"...Isso me reporta ao comentário cínico de
Napoleão depois da batalha de Eylau ao ver milhares de soldados mortos sobre a
neve:” Uma noite de Paris compensará tudo isso”. Eles continuam recitando o
credo: um pouco mais do mesmo, de economia
e já sairemos da crise. É possível o pacto entre o cordeiro(ecologia) e
o lobo(economia)? Tudo indica que é impossível....)
O impossível pacto entre o lobo e o
cordeiro
Leonardo Boff
Teólogo/Filósofo
Post Festum, podemos dizer: o documento final da Rio+20 apresenta
um cardápio generoso de sugestões e de propostas, sem nenhuma obrigatoriedade,
com uma dose de boa vontade comovedora mas com uma ingenuidade analítica
espantosa, diria até, lastimável. Não é uma bússula que aponta para o “futuro
que queremos” mas para a direção de um abismo. Tal resultado pífio se tributa à
crença quase religiosa de que a solução da atual crise sistêmica se encontra no
veneno que a produziu: na economia. Não se trata da economia num sentido
transcendental, como aquela instância, pouco importam os modos, que garante as
bases materiais da vida. Mas da economia categorial, aquela realmente existente
que, já há muito tempo, deu um golpe a todas as demais instâncias (à política,
à cultura e à ética) e se instalou, soberana, como o único motor que faz andar
a sociedade. É a “Grande Transformação” denunciada ainda em 1944 pelo grande economista húngaro-norteamericano Karl Polanyi.

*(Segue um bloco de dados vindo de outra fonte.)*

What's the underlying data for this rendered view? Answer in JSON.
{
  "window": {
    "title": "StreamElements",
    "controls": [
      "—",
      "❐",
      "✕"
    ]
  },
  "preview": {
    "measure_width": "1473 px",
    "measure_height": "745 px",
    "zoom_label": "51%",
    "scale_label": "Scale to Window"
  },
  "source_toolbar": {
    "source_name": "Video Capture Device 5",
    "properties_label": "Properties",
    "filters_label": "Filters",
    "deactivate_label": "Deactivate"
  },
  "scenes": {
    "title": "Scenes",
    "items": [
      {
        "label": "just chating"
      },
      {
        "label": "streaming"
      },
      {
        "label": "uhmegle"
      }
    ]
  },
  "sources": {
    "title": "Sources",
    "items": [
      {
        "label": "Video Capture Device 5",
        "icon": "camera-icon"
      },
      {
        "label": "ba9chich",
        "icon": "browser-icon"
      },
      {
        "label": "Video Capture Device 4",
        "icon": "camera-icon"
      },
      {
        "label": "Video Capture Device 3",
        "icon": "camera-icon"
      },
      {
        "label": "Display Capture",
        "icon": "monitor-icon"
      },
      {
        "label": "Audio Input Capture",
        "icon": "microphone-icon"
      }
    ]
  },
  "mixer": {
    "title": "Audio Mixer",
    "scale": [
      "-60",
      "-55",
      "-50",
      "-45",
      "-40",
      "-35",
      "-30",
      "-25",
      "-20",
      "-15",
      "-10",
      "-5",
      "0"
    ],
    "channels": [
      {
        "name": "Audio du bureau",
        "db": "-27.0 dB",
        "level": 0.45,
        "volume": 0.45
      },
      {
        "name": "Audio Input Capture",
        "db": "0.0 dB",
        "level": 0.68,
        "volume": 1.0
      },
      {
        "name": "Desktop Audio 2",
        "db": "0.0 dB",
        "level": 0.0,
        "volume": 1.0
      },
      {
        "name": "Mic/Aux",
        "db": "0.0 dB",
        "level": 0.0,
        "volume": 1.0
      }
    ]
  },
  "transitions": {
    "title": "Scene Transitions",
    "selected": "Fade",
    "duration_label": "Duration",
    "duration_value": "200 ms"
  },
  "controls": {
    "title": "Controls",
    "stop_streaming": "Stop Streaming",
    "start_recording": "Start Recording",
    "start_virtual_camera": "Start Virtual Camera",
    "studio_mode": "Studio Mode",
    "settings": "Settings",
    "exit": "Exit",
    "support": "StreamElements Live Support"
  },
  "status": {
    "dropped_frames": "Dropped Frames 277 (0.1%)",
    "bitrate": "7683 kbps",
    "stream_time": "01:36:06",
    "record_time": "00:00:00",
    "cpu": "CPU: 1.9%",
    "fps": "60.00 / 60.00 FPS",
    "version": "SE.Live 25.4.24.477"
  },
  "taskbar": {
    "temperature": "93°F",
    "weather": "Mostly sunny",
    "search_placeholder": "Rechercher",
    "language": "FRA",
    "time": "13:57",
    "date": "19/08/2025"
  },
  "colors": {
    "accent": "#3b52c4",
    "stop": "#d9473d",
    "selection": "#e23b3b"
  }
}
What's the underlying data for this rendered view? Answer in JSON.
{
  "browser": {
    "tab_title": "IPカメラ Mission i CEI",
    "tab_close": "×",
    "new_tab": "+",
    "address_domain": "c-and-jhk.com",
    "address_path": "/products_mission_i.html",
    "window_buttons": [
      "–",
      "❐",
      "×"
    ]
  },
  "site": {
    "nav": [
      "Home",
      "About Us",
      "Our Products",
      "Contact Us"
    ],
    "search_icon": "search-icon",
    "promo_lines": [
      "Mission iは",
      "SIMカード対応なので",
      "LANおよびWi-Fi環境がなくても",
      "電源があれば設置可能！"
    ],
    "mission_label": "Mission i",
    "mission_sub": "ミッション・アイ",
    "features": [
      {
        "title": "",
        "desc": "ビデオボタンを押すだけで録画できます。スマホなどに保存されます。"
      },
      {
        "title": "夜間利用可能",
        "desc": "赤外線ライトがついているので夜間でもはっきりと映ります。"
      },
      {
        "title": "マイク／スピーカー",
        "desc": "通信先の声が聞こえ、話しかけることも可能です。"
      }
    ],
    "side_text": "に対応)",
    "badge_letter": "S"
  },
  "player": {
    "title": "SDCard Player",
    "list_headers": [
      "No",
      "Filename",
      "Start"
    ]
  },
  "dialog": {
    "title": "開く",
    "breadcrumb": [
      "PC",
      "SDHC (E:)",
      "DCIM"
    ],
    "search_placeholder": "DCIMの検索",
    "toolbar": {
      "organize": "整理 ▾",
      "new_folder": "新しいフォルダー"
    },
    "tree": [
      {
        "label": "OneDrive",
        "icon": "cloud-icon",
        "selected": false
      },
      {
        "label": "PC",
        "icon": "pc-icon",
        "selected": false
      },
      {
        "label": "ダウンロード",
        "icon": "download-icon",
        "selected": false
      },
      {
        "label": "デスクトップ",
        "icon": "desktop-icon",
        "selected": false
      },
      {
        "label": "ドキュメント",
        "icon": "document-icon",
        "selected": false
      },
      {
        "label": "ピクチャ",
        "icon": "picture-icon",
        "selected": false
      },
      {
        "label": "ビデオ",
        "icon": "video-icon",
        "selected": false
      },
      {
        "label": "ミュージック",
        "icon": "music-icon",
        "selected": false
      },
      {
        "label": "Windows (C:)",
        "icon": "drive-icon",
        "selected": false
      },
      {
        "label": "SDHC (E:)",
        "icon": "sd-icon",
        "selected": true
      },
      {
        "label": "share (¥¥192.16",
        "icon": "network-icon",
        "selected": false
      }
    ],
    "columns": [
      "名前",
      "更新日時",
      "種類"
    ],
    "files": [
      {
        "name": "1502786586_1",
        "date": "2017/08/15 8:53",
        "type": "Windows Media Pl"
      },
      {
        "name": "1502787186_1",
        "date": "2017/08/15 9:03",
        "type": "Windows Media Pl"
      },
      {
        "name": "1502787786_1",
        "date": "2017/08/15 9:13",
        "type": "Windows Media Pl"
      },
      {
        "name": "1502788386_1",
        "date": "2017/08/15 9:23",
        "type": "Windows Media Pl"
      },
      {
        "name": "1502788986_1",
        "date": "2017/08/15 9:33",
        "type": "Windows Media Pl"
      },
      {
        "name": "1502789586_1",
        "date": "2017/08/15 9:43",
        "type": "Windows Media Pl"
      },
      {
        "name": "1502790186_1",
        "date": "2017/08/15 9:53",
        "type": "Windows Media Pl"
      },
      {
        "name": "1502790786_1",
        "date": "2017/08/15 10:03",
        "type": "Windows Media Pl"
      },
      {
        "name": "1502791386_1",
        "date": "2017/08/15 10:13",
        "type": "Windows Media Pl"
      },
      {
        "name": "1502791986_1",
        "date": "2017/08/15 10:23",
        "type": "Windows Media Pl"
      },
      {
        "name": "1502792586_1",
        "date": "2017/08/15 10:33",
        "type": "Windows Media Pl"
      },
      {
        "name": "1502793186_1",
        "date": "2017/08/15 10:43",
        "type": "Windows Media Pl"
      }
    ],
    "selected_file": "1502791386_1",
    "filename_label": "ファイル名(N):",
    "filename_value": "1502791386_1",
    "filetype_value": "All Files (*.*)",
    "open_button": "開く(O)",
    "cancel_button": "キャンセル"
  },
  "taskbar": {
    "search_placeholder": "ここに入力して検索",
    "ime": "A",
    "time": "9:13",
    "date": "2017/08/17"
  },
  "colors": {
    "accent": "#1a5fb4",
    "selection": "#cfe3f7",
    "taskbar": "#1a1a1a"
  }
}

Este tipo de economia cobre todos os espaços da vida, se propõe acumular
riqueza a mais não poder, tirando de todos os ecossistemas, até à sua exaustão,
tudo o que seja comercializável e consumível, se regendo pela mais feroz
competição. Esta lógica desequilibrou todas as relações para com a Terra e
entre os seres humanos.
Face
a este caos Ban Ki Moon, Secretário Geral da ONU, não se cansa de repetir na
abertura das Conferências: estamos diante das últimas chances que temos de nos
salvar. Enfaticamente em 2011 em Davos diante dos “senhores do dinheiro e da
guerra econômica”declarou:”O atual modelo econômico mundial é um pacto de
suicídio global”. Albert Jacquard, conhecido geneticista francês, intitulou
assim um de seus últimos livros:”A contagem regressiva já começou?”(2009). Os
que decidem não dão a mínima atenção aos alertas da comunidade científica
mundial. Nunca se viu tamanha descolagem entre ciência e política e também
entre ética e economia como atualmente. Isso me reporta ao comentário cínico de
Napoleão depois da batalha de Eylau ao ver milhares de soldados mortos sobre a
neve:” Uma noite de Paris compensará tudo isso”. Eles continuam recitando o
credo: um pouco mais do mesmo, de economia
e já sairemos da crise. É possível o pacto entre o cordeiro(ecologia) e
o lobo(economia)? Tudo indica que é impossível.
Podem
agregar quantos adjetivos quiserem a este tipo vigente de economia,
sustentável, verde e outros, que não lhe mudarão a natureza. Imaginam que limar
os dentes do lobo lhe tira a ferocidade, quando esta reside não nos dentes mas
em sua natureza. A natureza desta economia é querer crescer sempre, a despeito da devastação da natureza e da vida. Não
crescer é prescrever a própria morte. Ocorre que a Terra não aquenta mais esse
assalto sistemático a seus bens e serviços. Acresce a isso a injustiça social,
tão grave quanto a injustiça ecológica. Um rico médio consome 16 vezes mais que
um pobre médio. Um africano tem trinta anos a menos de expectativa de vida que
um europeu (Jaquard, 28).
Face
a tais crimes como não se indignar e não exigir uma mudança de rumo? A Carta
da Terra nos oferece uma direção segura :”Como nunca antes na história, o
destino comum nos conclama a buscar um novo começo. Isto requer uma mudança na
mente e no coração; requer um novo sentido de interdependência global e de
responsabilidade universal...para alcançarmos um modo sustentável de vida nos
níveis local, nacional, regional e global”(final). Mudar a mente implica um novo olhar sobre a Terra não como o
“mundo-máquina” mas como um organismo
vivo, a Terra-mãe a quem cabe respeito e cuidado. Mudar o coração significa superar a ditadura da razão técnico-científica e
resgatar a razão sensível onde reside o sentimento profundo, a paixão pela
mudança e o amor e o respeito a tudo o que existe e vive. No lugar da
concorrência, viver a interdependência global, outro nome para a cooperação e
no lugar da indiferença, a responsabilidade universal, quer dizer, decidir enfrentar juntos o risco global.
Valem
as palavras do Nazareno:”Se não vos converterdes, todos perecereis”(Lc 13,5).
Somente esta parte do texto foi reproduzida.